Editor’s Note: In the lead-up to the 2020 ALA/ACRL election, we’re profiling the 2020 ACRL Board of Directors candidates. We’ll feature one candidate in slate order each weekday from February 28 – March 6. Complete details on candidates for ACRL offices are available on the election website. Make sure to vote for the candidates of your choice starting March 9.
Julie Garrison is the dean of libraries at Western Michigan University in Kalamazoo, Michigan and a 2020 candidate for the ACRL Board of Directors as Vice-President/President-Elect.

1. Describe yourself in three words: Forward-thinking, collaborative, curious.
2. Describe ACRL in three words: Educational, enriching, communal.
3. What do you value about ACRL? I value the ways ACRL helps me connect with professional colleagues across the country and internationally. I appreciate that ACRL provides me with a variety of ways to learn and grow as a professional, through publications, programming, and association work. I appreciate ACRL’s leadership in engaging members to find solutions to broad academic issues and challenges.
4. What would you as candidate for the ACRL Board like to see ACRL accomplish in the area of EDI? Through the work of the Diversity Alliance and the Equity, Diversity and Inclusion Committee, ACRL is working to improve EDI within the profession on many fronts. These efforts support both a desire to address challenges within the association as well as provide opportunities for members to take steps to improve EDI within their own libraries and institutions. I would like to see ACRL build a broader coalition with other divisions within ALA to expand upon the work each is doing in this area. I would like to evaluate which initiatives currently underway are making a measurable impact and focus our energies on the strategies that are most likely to positively influence our ability to recruit and retain diverse talent and provide a welcoming professional environment within the association to members from diverse backgrounds. I would also like to implement a strategy of appointing new ACRL members, who represent underserved communities, to all committees and task forces and increase early engagement with the association.
5. In your own words: I had the privilege of creating a similar profile in 2012, when I stood for election to the ACRL Board of Directors as a Director-at-large. I find that my thoughts today haven’t changed much from those I shared in 2012. I am privileged to be in a profession where I get to combine my curiosity and desire to continually learn through the work I do on a daily basis. The ability to collaborate with my professional and university colleagues to develop creative projects, problem-solve, and research makes for stimulating and thought-provoking work. I love being in a dynamic work environment where others welcome and improve upon new ideas and where my colleagues appreciate and reward taking informed risks.

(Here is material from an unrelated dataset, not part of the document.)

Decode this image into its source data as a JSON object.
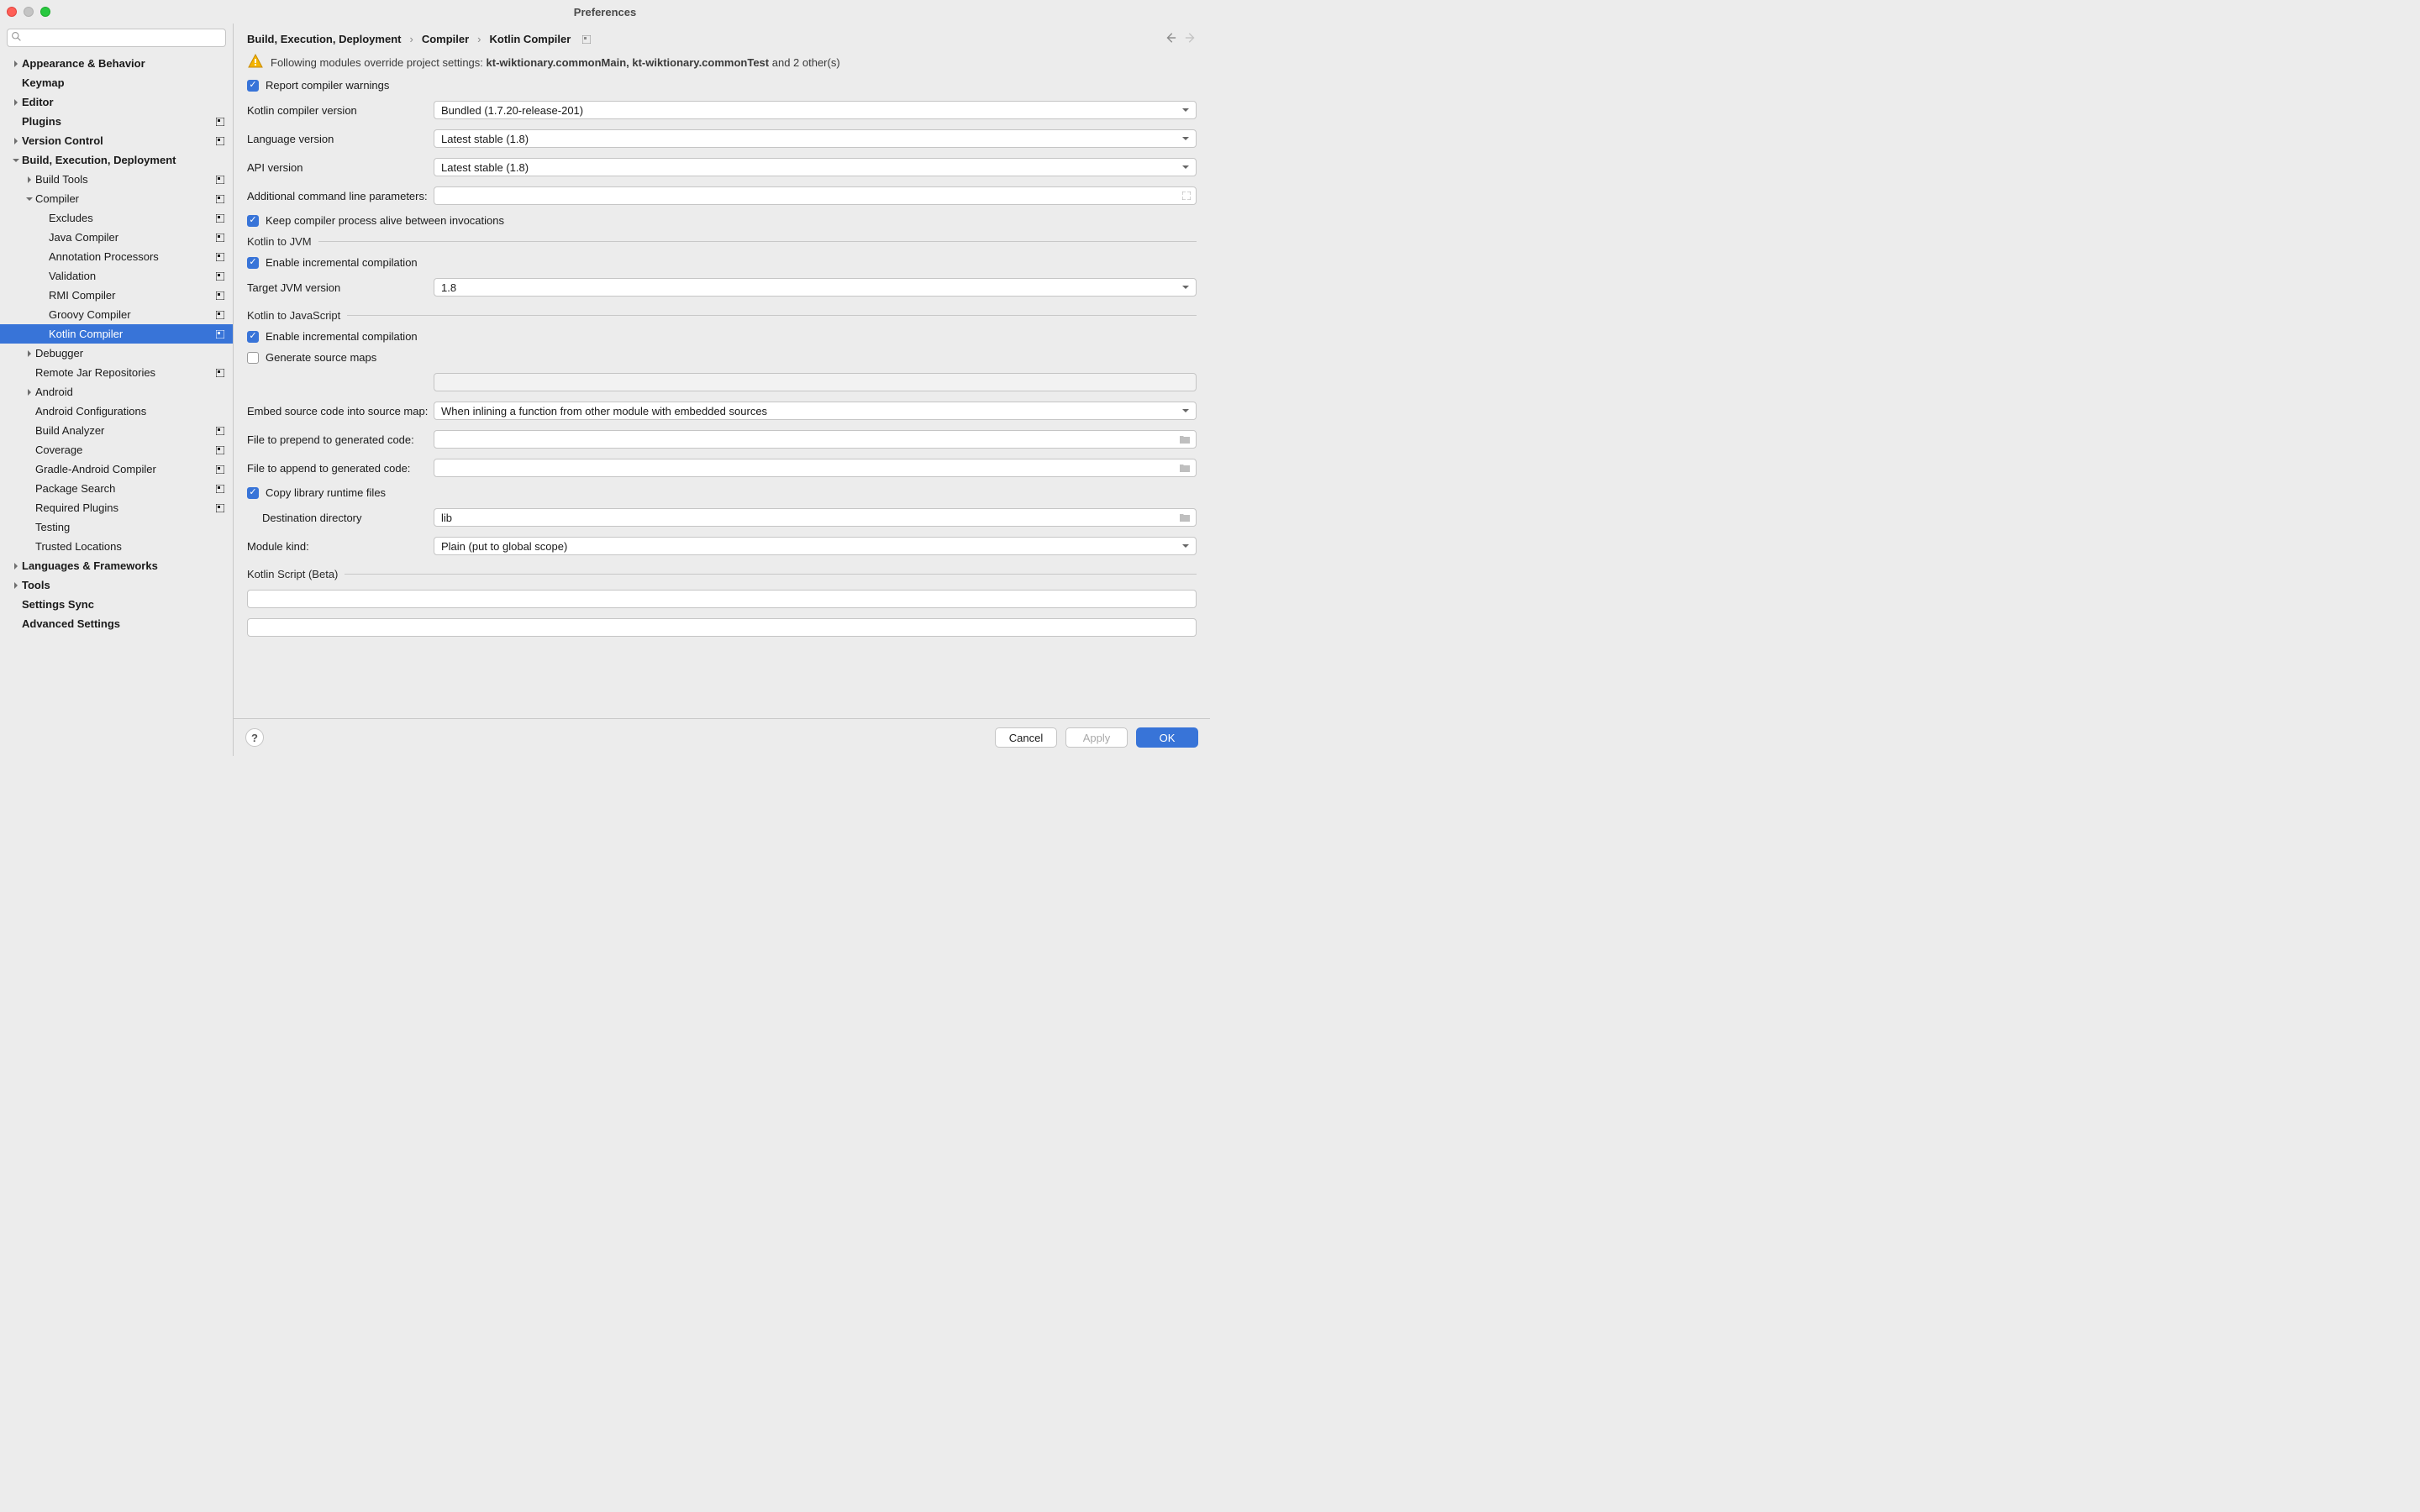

6. What are you reading (or listening to on your mobile device(s)? I just finished Talking to Strangers by Malcolm Gladwell and have just started Whistling Vivaldi: How Stereotypes Affect Us and What We Can Do by Claude Steele. Both have me thinking about assumptions and misperceptions in how we understand the people around us. On my commute, I am listening to the novel The Clockmaker’s Daughter by Kate Morton.